En guise de conclusion …

Le Monde –  Dans une interview … Jean-Pierre Dubois, président d’honneur de la Ligue des droits de l’homme, l’état d’urgence devrait être contrôlé par le Parlement

Le gouvernement aurait très bien pu demander une prolongation d’un mois et revenir tous les mois solliciter un renouvellement devant le Parlement. Cela aurait permis un contrôle démocratique et citoyen des mesures mises en œuvre. Un tel chèque en blanc est tout à fait symptomatique de notre conception monarchique des institutions. Ce serait totalement impensable dans les autres démocraties européennes. Au nom de quoi se prive-t-on du contrôle parlementaire ? C’est étrange ! Quels sont les risques ? Le climat politique est inquiétant. J’ai entendu le premier ministre annoncer que par mesure de sécurité il interdirait toute manifestation lors de la réunion de la COP21 à Paris. Interdire une expression citoyenne au nom de la sécurité, c’est grave. Et le justifier en disant que les rassemblements constituent des cibles est aberrant. Tout est une cible : le métro, les musées, les ministères… On ne va pas arrêter la Nation ! Utiliser une situation dramatique pour museler une expression citoyenne est une voie dangereuse. Et on va le faire devant les caméras du monde entier.

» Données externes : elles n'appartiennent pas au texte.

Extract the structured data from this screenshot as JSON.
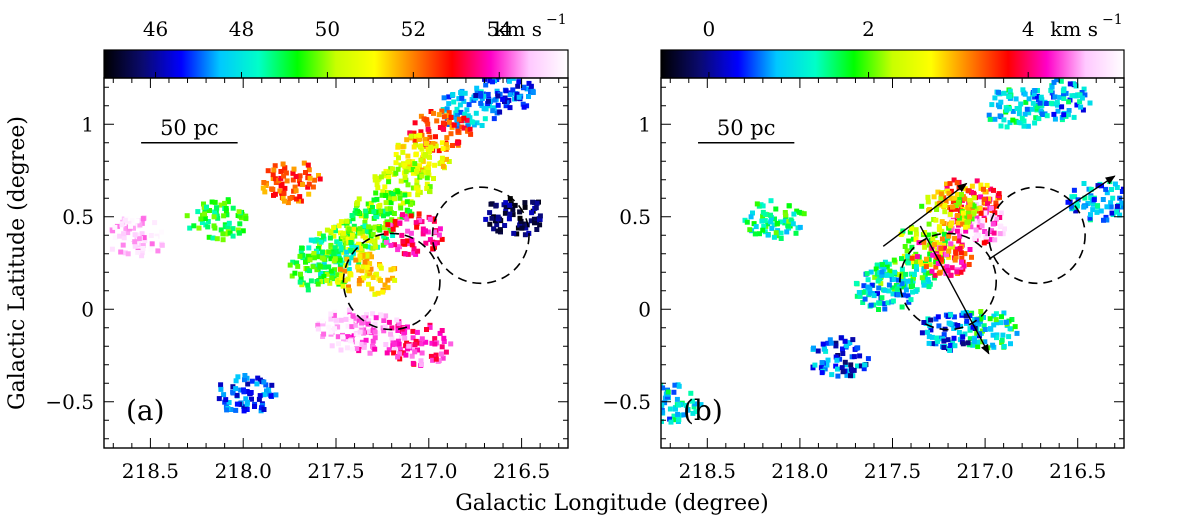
{
  "figure": {
    "xlabel": "Galactic Longitude (degree)",
    "ylabel": "Galactic Latitude (degree)"
  },
  "chart_data": [
    {
      "type": "heatmap",
      "panel_label": "(a)",
      "quantity": "velocity",
      "colorbar": {
        "ticks": [
          "46",
          "48",
          "50",
          "52",
          "54"
        ],
        "tick_values": [
          46,
          48,
          50,
          52,
          54
        ],
        "range": [
          44.8,
          55.6
        ],
        "unit": "km s",
        "unit_exp": "−1",
        "colors": [
          "#000000",
          "#0a0a6e",
          "#0000ff",
          "#00c8ff",
          "#00ffc8",
          "#00ff00",
          "#c8ff00",
          "#ffff00",
          "#ff8000",
          "#ff0000",
          "#ff00c8",
          "#ffc8ff",
          "#ffffff"
        ]
      },
      "xlim": [
        218.75,
        216.25
      ],
      "ylim": [
        -0.75,
        1.25
      ],
      "xticks": [
        "218.5",
        "218.0",
        "217.5",
        "217.0",
        "216.5"
      ],
      "xtick_values": [
        218.5,
        218.0,
        217.5,
        217.0,
        216.5
      ],
      "yticks": [
        "−0.5",
        "0",
        "0.5",
        "1"
      ],
      "ytick_values": [
        -0.5,
        0,
        0.5,
        1
      ],
      "scalebar": {
        "label": "50 pc",
        "from_l": 218.55,
        "to_l": 218.03,
        "b": 0.9
      },
      "circles": [
        {
          "l": 217.2,
          "b": 0.15,
          "r": 0.26
        },
        {
          "l": 216.72,
          "b": 0.4,
          "r": 0.26
        }
      ],
      "clumps": [
        {
          "l": 216.8,
          "b": 1.1,
          "v": 47.5
        },
        {
          "l": 216.6,
          "b": 1.18,
          "v": 46.8
        },
        {
          "l": 216.95,
          "b": 0.98,
          "v": 52.5
        },
        {
          "l": 217.05,
          "b": 0.85,
          "v": 51.0
        },
        {
          "l": 217.15,
          "b": 0.7,
          "v": 50.3
        },
        {
          "l": 217.25,
          "b": 0.55,
          "v": 49.8
        },
        {
          "l": 217.35,
          "b": 0.45,
          "v": 49.0
        },
        {
          "l": 217.45,
          "b": 0.38,
          "v": 50.5
        },
        {
          "l": 217.55,
          "b": 0.3,
          "v": 48.5
        },
        {
          "l": 217.6,
          "b": 0.22,
          "v": 49.5
        },
        {
          "l": 217.35,
          "b": 0.2,
          "v": 51.2
        },
        {
          "l": 217.1,
          "b": 0.42,
          "v": 53.5
        },
        {
          "l": 217.3,
          "b": -0.12,
          "v": 54.3
        },
        {
          "l": 217.05,
          "b": -0.18,
          "v": 53.8
        },
        {
          "l": 217.45,
          "b": -0.1,
          "v": 54.8
        },
        {
          "l": 216.55,
          "b": 0.52,
          "v": 45.5
        },
        {
          "l": 218.15,
          "b": 0.5,
          "v": 49.2
        },
        {
          "l": 217.75,
          "b": 0.7,
          "v": 52.3
        },
        {
          "l": 218.6,
          "b": 0.4,
          "v": 55.0
        },
        {
          "l": 218.0,
          "b": -0.45,
          "v": 46.8
        }
      ]
    },
    {
      "type": "heatmap",
      "panel_label": "(b)",
      "quantity": "velocity dispersion",
      "colorbar": {
        "ticks": [
          "0",
          "2",
          "4"
        ],
        "tick_values": [
          0,
          2,
          4
        ],
        "range": [
          -0.6,
          5.2
        ],
        "unit": "km s",
        "unit_exp": "−1",
        "colors": [
          "#000000",
          "#0a0a6e",
          "#0000ff",
          "#00c8ff",
          "#00ffc8",
          "#00ff00",
          "#c8ff00",
          "#ffff00",
          "#ff8000",
          "#ff0000",
          "#ff00c8",
          "#ffc8ff",
          "#ffffff"
        ]
      },
      "xlim": [
        218.75,
        216.25
      ],
      "ylim": [
        -0.75,
        1.25
      ],
      "xticks": [
        "218.5",
        "218.0",
        "217.5",
        "217.0",
        "216.5"
      ],
      "xtick_values": [
        218.5,
        218.0,
        217.5,
        217.0,
        216.5
      ],
      "yticks": [
        "−0.5",
        "0",
        "0.5",
        "1"
      ],
      "ytick_values": [
        -0.5,
        0,
        0.5,
        1
      ],
      "scalebar": {
        "label": "50 pc",
        "from_l": 218.55,
        "to_l": 218.03,
        "b": 0.9
      },
      "circles": [
        {
          "l": 217.2,
          "b": 0.15,
          "r": 0.26
        },
        {
          "l": 216.72,
          "b": 0.4,
          "r": 0.26
        }
      ],
      "arrows": [
        {
          "from": [
            217.55,
            0.34
          ],
          "to": [
            217.1,
            0.68
          ]
        },
        {
          "from": [
            217.35,
            0.45
          ],
          "to": [
            216.98,
            -0.24
          ]
        },
        {
          "from": [
            216.98,
            0.27
          ],
          "to": [
            216.3,
            0.72
          ]
        }
      ],
      "clumps": [
        {
          "l": 216.85,
          "b": 1.1,
          "v": 1.2
        },
        {
          "l": 216.6,
          "b": 1.15,
          "v": 0.9
        },
        {
          "l": 217.1,
          "b": 0.62,
          "v": 3.5
        },
        {
          "l": 217.05,
          "b": 0.48,
          "v": 4.3
        },
        {
          "l": 217.2,
          "b": 0.55,
          "v": 2.6
        },
        {
          "l": 217.35,
          "b": 0.35,
          "v": 2.2
        },
        {
          "l": 217.45,
          "b": 0.2,
          "v": 1.6
        },
        {
          "l": 217.55,
          "b": 0.12,
          "v": 1.0
        },
        {
          "l": 217.25,
          "b": 0.3,
          "v": 3.8
        },
        {
          "l": 217.0,
          "b": -0.1,
          "v": 1.4
        },
        {
          "l": 217.2,
          "b": -0.1,
          "v": 0.6
        },
        {
          "l": 218.15,
          "b": 0.5,
          "v": 1.5
        },
        {
          "l": 218.7,
          "b": -0.5,
          "v": 1.1
        },
        {
          "l": 216.4,
          "b": 0.6,
          "v": 0.8
        },
        {
          "l": 217.8,
          "b": -0.25,
          "v": 0.5
        }
      ]
    }
  ]
}
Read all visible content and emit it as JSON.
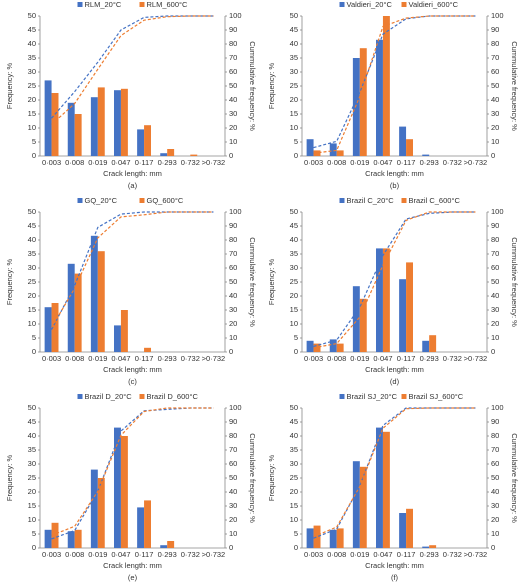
{
  "chart_data": [
    {
      "type": "bar",
      "caption": "(a)",
      "x_label": "Crack length: mm",
      "y_label": "Frequency: %",
      "y2_label": "Cummulative frequency: %",
      "categories": [
        "0·003",
        "0·008",
        "0·019",
        "0·047",
        "0·117",
        "0·293",
        "0·732",
        ">0·732"
      ],
      "ylim": [
        0,
        50
      ],
      "yticks": [
        0,
        5,
        10,
        15,
        20,
        25,
        30,
        35,
        40,
        45,
        50
      ],
      "y2lim": [
        0,
        100
      ],
      "y2ticks": [
        0,
        10,
        20,
        30,
        40,
        50,
        60,
        70,
        80,
        90,
        100
      ],
      "series": [
        {
          "name": "RLM_20°C",
          "color": "#4472c4",
          "values": [
            27,
            19,
            21,
            23.5,
            9.5,
            1,
            0,
            0
          ]
        },
        {
          "name": "RLM_600°C",
          "color": "#ed7d31",
          "values": [
            22.5,
            15,
            24.5,
            24,
            11,
            2.5,
            0.5,
            0
          ]
        },
        {
          "type": "line",
          "axis": "y2",
          "color": "#4472c4",
          "values": [
            27,
            46,
            67,
            90,
            99,
            100,
            100,
            100
          ]
        },
        {
          "type": "line",
          "axis": "y2",
          "color": "#ed7d31",
          "values": [
            22.5,
            37.5,
            62,
            86,
            97,
            99.5,
            100,
            100
          ]
        }
      ]
    },
    {
      "type": "bar",
      "caption": "(b)",
      "x_label": "Crack length: mm",
      "y_label": "Frequency: %",
      "y2_label": "Cummulative frequency: %",
      "categories": [
        "0·003",
        "0·008",
        "0·019",
        "0·047",
        "0·117",
        "0·293",
        "0·732",
        ">0·732"
      ],
      "ylim": [
        0,
        50
      ],
      "yticks": [
        0,
        5,
        10,
        15,
        20,
        25,
        30,
        35,
        40,
        45,
        50
      ],
      "y2lim": [
        0,
        100
      ],
      "y2ticks": [
        0,
        10,
        20,
        30,
        40,
        50,
        60,
        70,
        80,
        90,
        100
      ],
      "series": [
        {
          "name": "Valdieri_20°C",
          "color": "#4472c4",
          "values": [
            6,
            4.5,
            35,
            41.5,
            10.5,
            0.5,
            0,
            0
          ]
        },
        {
          "name": "Valdieri_600°C",
          "color": "#ed7d31",
          "values": [
            2,
            2,
            38.5,
            50,
            6,
            0,
            0,
            0
          ]
        },
        {
          "type": "line",
          "axis": "y2",
          "color": "#4472c4",
          "values": [
            6,
            10.5,
            45.5,
            87,
            98,
            100,
            100,
            100
          ]
        },
        {
          "type": "line",
          "axis": "y2",
          "color": "#ed7d31",
          "values": [
            2,
            4,
            42.5,
            92.5,
            98.5,
            100,
            100,
            100
          ]
        }
      ]
    },
    {
      "type": "bar",
      "caption": "(c)",
      "x_label": "Crack length: mm",
      "y_label": "Frequency: %",
      "y2_label": "Cummulative frequency: %",
      "categories": [
        "0·003",
        "0·008",
        "0·019",
        "0·047",
        "0·117",
        "0·293",
        "0·732",
        ">0·732"
      ],
      "ylim": [
        0,
        50
      ],
      "yticks": [
        0,
        5,
        10,
        15,
        20,
        25,
        30,
        35,
        40,
        45,
        50
      ],
      "y2lim": [
        0,
        100
      ],
      "y2ticks": [
        0,
        10,
        20,
        30,
        40,
        50,
        60,
        70,
        80,
        90,
        100
      ],
      "series": [
        {
          "name": "GQ_20°C",
          "color": "#4472c4",
          "values": [
            16,
            31.5,
            41.5,
            9.5,
            0,
            0,
            0,
            0
          ]
        },
        {
          "name": "GQ_600°C",
          "color": "#ed7d31",
          "values": [
            17.5,
            28,
            36,
            15,
            1.5,
            0,
            0,
            0
          ]
        },
        {
          "type": "line",
          "axis": "y2",
          "color": "#4472c4",
          "values": [
            16,
            47.5,
            89,
            98.5,
            100,
            100,
            100,
            100
          ]
        },
        {
          "type": "line",
          "axis": "y2",
          "color": "#ed7d31",
          "values": [
            17.5,
            45.5,
            81.5,
            96.5,
            98,
            100,
            100,
            100
          ]
        }
      ]
    },
    {
      "type": "bar",
      "caption": "(d)",
      "x_label": "Crack length: mm",
      "y_label": "Frequency: %",
      "y2_label": "Cummulative frequency: %",
      "categories": [
        "0·003",
        "0·008",
        "0·019",
        "0·047",
        "0·117",
        "0·293",
        "0·732",
        ">0·732"
      ],
      "ylim": [
        0,
        50
      ],
      "yticks": [
        0,
        5,
        10,
        15,
        20,
        25,
        30,
        35,
        40,
        45,
        50
      ],
      "y2lim": [
        0,
        100
      ],
      "y2ticks": [
        0,
        10,
        20,
        30,
        40,
        50,
        60,
        70,
        80,
        90,
        100
      ],
      "series": [
        {
          "name": "Brazil C_20°C",
          "color": "#4472c4",
          "values": [
            4,
            4.5,
            23.5,
            37,
            26,
            4,
            0,
            0
          ]
        },
        {
          "name": "Brazil C_600°C",
          "color": "#ed7d31",
          "values": [
            3,
            3,
            19,
            37,
            32,
            6,
            0,
            0
          ]
        },
        {
          "type": "line",
          "axis": "y2",
          "color": "#4472c4",
          "values": [
            4,
            8.5,
            32,
            69,
            95,
            99,
            100,
            100
          ]
        },
        {
          "type": "line",
          "axis": "y2",
          "color": "#ed7d31",
          "values": [
            3,
            6,
            25,
            62,
            94,
            100,
            100,
            100
          ]
        }
      ]
    },
    {
      "type": "bar",
      "caption": "(e)",
      "x_label": "Crack length: mm",
      "y_label": "Frequency: %",
      "y2_label": "Cummulative frequency: %",
      "categories": [
        "0·003",
        "0·008",
        "0·019",
        "0·047",
        "0·117",
        "0·293",
        "0·732",
        ">0·732"
      ],
      "ylim": [
        0,
        50
      ],
      "yticks": [
        0,
        5,
        10,
        15,
        20,
        25,
        30,
        35,
        40,
        45,
        50
      ],
      "y2lim": [
        0,
        100
      ],
      "y2ticks": [
        0,
        10,
        20,
        30,
        40,
        50,
        60,
        70,
        80,
        90,
        100
      ],
      "series": [
        {
          "name": "Brazil D_20°C",
          "color": "#4472c4",
          "values": [
            6.5,
            6,
            28,
            43,
            14.5,
            1,
            0,
            0
          ]
        },
        {
          "name": "Brazil D_600°C",
          "color": "#ed7d31",
          "values": [
            9,
            6.5,
            25,
            40,
            17,
            2.5,
            0,
            0
          ]
        },
        {
          "type": "line",
          "axis": "y2",
          "color": "#4472c4",
          "values": [
            6.5,
            12.5,
            40.5,
            83.5,
            98,
            99,
            100,
            100
          ]
        },
        {
          "type": "line",
          "axis": "y2",
          "color": "#ed7d31",
          "values": [
            9,
            15.5,
            40.5,
            80.5,
            97.5,
            100,
            100,
            100
          ]
        }
      ]
    },
    {
      "type": "bar",
      "caption": "(f)",
      "x_label": "Crack length: mm",
      "y_label": "Frequency: %",
      "y2_label": "Cummulative frequency: %",
      "categories": [
        "0·003",
        "0·008",
        "0·019",
        "0·047",
        "0·117",
        "0·293",
        "0·732",
        ">0·732"
      ],
      "ylim": [
        0,
        50
      ],
      "yticks": [
        0,
        5,
        10,
        15,
        20,
        25,
        30,
        35,
        40,
        45,
        50
      ],
      "y2lim": [
        0,
        100
      ],
      "y2ticks": [
        0,
        10,
        20,
        30,
        40,
        50,
        60,
        70,
        80,
        90,
        100
      ],
      "series": [
        {
          "name": "Brazil SJ_20°C",
          "color": "#4472c4",
          "values": [
            7,
            6.5,
            31,
            43,
            12.5,
            0.5,
            0,
            0
          ]
        },
        {
          "name": "Brazil SJ_600°C",
          "color": "#ed7d31",
          "values": [
            8,
            7,
            29,
            41.5,
            14,
            1,
            0,
            0
          ]
        },
        {
          "type": "line",
          "axis": "y2",
          "color": "#4472c4",
          "values": [
            7,
            13.5,
            44.5,
            87.5,
            100,
            100,
            100,
            100
          ]
        },
        {
          "type": "line",
          "axis": "y2",
          "color": "#ed7d31",
          "values": [
            8,
            15,
            44,
            85.5,
            99.5,
            100,
            100,
            100
          ]
        }
      ]
    }
  ]
}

Quand j’entends Xavier Bertrand demander de faire un Guantanamo français pour 10 000 personnes, on est bien dans un climat de surenchère sécuritaire dangereux. C’est une situation où nous avons tous peur. Mais, le rôle des dirigeants dans une démocratie est de ne pas augmenter la peur. L’opinion est tellement traumatisée qu’elle pourrait accepter beaucoup de choses sans réfléchir. M. Bertrand fait exactement ce que Daech attend de lui. Plus on emprunte cette voie, plus on facilite le recrutement de futurs terroristes.